El artículo 28 de la Ley de Universidades, referido a las condiciones que debe reunir un profesor para optar a un cargo de alta responsabilidad académica expresa que “El Rector, los Vicerrectores y el Secretario de las Universidades, deben ser venezolanos, de elevadas condiciones morales, poseer título de Doctor, tener suficientes credenciales científicas y profesionales y haber ejercido con idoneidad funciones docentes y de investigación en alguna universidad venezolana durante cinco años por lo menos” Estas exigencias muestran nuevamente el espíritu de amplitud que privo en la redacción de la ley de universidades de 1958 y que con maquilladuras menores ha permanecido vigente.
La homologación del salario del profesorado a nivel nacional es otra debilidad institucional.

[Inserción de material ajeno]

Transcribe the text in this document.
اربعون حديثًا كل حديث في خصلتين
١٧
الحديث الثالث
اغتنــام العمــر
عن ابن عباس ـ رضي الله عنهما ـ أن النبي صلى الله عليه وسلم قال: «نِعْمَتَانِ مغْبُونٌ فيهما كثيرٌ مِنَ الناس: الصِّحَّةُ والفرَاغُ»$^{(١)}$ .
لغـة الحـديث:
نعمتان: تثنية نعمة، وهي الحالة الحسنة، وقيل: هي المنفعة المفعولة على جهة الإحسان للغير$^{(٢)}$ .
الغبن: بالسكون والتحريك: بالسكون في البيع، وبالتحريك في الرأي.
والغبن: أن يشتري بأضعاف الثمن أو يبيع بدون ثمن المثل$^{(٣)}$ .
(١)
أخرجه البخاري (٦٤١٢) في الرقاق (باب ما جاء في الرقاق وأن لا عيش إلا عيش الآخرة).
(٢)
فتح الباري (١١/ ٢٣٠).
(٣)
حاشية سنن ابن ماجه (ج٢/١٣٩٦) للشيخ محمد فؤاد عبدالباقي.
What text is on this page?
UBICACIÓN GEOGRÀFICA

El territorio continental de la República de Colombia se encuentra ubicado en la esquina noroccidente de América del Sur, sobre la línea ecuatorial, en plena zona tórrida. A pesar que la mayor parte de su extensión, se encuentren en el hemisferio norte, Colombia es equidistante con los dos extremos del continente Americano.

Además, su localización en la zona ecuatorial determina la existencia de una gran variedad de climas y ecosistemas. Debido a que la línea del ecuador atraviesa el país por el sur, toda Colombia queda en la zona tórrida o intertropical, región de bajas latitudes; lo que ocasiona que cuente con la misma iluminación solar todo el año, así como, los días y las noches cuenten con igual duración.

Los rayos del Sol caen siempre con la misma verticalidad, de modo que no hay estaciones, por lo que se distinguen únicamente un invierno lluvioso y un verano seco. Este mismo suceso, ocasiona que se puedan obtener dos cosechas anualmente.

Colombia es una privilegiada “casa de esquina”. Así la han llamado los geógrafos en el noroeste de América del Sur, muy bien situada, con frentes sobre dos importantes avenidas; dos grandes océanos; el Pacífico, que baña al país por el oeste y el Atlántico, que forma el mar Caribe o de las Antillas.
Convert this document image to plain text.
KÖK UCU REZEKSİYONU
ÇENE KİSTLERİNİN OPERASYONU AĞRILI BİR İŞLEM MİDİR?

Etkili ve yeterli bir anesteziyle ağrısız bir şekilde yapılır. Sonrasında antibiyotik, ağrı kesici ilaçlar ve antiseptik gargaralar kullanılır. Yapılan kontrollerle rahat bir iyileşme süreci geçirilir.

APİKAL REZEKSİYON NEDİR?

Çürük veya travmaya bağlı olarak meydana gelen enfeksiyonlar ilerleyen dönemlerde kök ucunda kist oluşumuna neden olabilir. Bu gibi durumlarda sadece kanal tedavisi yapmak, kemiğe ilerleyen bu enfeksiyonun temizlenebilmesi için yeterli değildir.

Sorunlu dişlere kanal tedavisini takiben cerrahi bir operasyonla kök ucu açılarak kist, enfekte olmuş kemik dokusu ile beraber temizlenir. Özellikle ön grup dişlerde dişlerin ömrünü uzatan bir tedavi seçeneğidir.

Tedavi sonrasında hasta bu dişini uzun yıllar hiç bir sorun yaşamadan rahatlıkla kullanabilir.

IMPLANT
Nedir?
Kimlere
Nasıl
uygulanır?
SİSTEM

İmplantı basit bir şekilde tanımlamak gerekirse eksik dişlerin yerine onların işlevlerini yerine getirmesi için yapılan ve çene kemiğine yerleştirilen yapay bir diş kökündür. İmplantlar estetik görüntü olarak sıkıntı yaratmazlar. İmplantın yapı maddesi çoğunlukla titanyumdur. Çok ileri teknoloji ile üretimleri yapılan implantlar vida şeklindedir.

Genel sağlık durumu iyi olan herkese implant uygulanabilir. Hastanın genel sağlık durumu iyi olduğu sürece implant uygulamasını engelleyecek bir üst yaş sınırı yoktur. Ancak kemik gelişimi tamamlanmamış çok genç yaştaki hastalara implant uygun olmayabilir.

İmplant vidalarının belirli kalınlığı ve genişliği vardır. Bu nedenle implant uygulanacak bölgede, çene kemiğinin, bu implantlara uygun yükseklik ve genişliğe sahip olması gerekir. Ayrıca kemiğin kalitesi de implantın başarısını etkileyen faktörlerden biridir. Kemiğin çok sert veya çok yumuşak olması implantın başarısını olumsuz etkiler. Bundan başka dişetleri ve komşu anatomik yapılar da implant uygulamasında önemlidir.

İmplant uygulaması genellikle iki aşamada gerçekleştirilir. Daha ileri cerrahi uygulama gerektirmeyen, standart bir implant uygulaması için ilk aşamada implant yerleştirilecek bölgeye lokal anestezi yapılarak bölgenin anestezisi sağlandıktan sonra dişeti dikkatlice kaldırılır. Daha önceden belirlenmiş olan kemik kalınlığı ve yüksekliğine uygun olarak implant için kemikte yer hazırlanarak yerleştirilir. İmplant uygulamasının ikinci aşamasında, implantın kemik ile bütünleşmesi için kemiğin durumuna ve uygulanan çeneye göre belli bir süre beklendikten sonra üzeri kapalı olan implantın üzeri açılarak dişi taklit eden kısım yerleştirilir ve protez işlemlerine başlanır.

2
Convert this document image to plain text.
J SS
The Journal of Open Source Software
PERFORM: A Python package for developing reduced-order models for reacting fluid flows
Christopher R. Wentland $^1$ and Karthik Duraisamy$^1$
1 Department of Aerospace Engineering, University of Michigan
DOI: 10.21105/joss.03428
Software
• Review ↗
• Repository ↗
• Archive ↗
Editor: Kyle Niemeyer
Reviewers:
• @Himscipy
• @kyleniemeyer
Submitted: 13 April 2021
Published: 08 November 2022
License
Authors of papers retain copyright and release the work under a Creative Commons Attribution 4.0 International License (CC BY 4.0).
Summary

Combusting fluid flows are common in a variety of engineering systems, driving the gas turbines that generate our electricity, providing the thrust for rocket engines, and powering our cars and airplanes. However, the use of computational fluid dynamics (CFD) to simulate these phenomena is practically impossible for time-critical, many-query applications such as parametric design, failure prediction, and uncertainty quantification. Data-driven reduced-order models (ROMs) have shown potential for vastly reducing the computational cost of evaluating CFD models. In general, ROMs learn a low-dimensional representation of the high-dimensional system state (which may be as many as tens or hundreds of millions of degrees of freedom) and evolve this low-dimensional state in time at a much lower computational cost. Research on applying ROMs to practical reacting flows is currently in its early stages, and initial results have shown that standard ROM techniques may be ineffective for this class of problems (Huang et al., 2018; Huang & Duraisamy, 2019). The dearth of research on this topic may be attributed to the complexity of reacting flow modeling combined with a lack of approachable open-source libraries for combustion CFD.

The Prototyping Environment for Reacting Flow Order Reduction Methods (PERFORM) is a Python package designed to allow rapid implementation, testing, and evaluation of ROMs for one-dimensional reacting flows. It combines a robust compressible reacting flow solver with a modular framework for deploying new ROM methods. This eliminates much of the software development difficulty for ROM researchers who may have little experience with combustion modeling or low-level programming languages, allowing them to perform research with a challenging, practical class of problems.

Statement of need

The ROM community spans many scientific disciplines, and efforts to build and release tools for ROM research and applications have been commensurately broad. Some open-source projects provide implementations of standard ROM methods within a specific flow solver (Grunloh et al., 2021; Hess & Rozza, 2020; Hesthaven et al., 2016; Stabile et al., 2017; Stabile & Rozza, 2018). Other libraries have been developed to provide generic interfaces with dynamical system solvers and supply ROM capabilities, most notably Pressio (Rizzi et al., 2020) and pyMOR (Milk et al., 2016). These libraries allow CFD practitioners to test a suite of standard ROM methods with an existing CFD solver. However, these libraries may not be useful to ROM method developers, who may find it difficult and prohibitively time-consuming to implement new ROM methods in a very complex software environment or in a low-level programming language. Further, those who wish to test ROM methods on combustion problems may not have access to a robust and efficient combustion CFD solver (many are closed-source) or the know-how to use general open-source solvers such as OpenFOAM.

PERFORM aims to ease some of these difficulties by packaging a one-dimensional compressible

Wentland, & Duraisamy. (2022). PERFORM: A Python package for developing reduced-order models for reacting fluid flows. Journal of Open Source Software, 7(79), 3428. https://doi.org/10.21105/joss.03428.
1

A pesar de las buenas intenciones que pudieron haber tenido los promotores de la idea de uniformar salarios por escalafón, esa práctica es un factor de desestímulo para el profesorado. No es nada beneficioso desde el punto de vista académico que, independientemente de la cantidad y calidad de su trabajo, los profesores reciban el mismo salario y puedan, además, optar a cualquier cargo de dirección universitaria.
La internacionalización de la educación superior tiene una importancia crucial como elemento clave en las respuestas al impacto de la globalización y las universidades necesitan políticas que privilegien las relaciones de sus profesores con pares de otros países. La internacionalización que implica programas colaborativos es más que nunca esencial en el esquema actual de las universidades. Ninguna institución es autosuficiente y está obligada a activar alianzas estratégicas interuniversitarias y con centros de investigación, para optimizar el uso de sus recursos y promover la asociación de distintas universidades y centros de investigación alrededor de proyectos de impacto. Hoy en día es fundamental que se preste mucha atención a la colaboración interuniversitaria, a la agregación estratégica con otras instituciones y agentes financiadores y a la participación en redes, proyectos y programas internacionales educativos y de investigación.
La tarea de repensar nuestra universidad es sumamente compleja tanto por la visión que se tiene de ella a nivel político y social y por las distorsiones internas que se han generado en el tiempo. Si a esto añadimos que, independientemente de quien llegue al poder en el futuro, el cúmulo de problemas que deberán enfrentar los nuevos gobernantes los obligará a tratar de resolver primero los de mayor impacto social, como salud, alimentación, seguridad, educación básica, etc. Y por mayor que sea el interés que puedan tener por mejorar la condición de la universidad la prioridad que puedan darle será relativa. Por estos y otros motivos de carácter interno ya mencionados, la restructuración de la universidad en los términos que exige el presente, va a depender mucho de la voluntad y del compromiso institucional de los verdaderos dolientes que son los profesores. Serán necesarios líderes capaces de encaminar a la universidad por nuevos rumbos, que vean a la universidad libre de la tutela del gobierno, que basen su autoridad en el prestigio académico que han alcanzado y que sepan crear un ambiente en el que la formación de profesionales de alto nivel y la generación de conocimiento sean la razón de ser de la institución.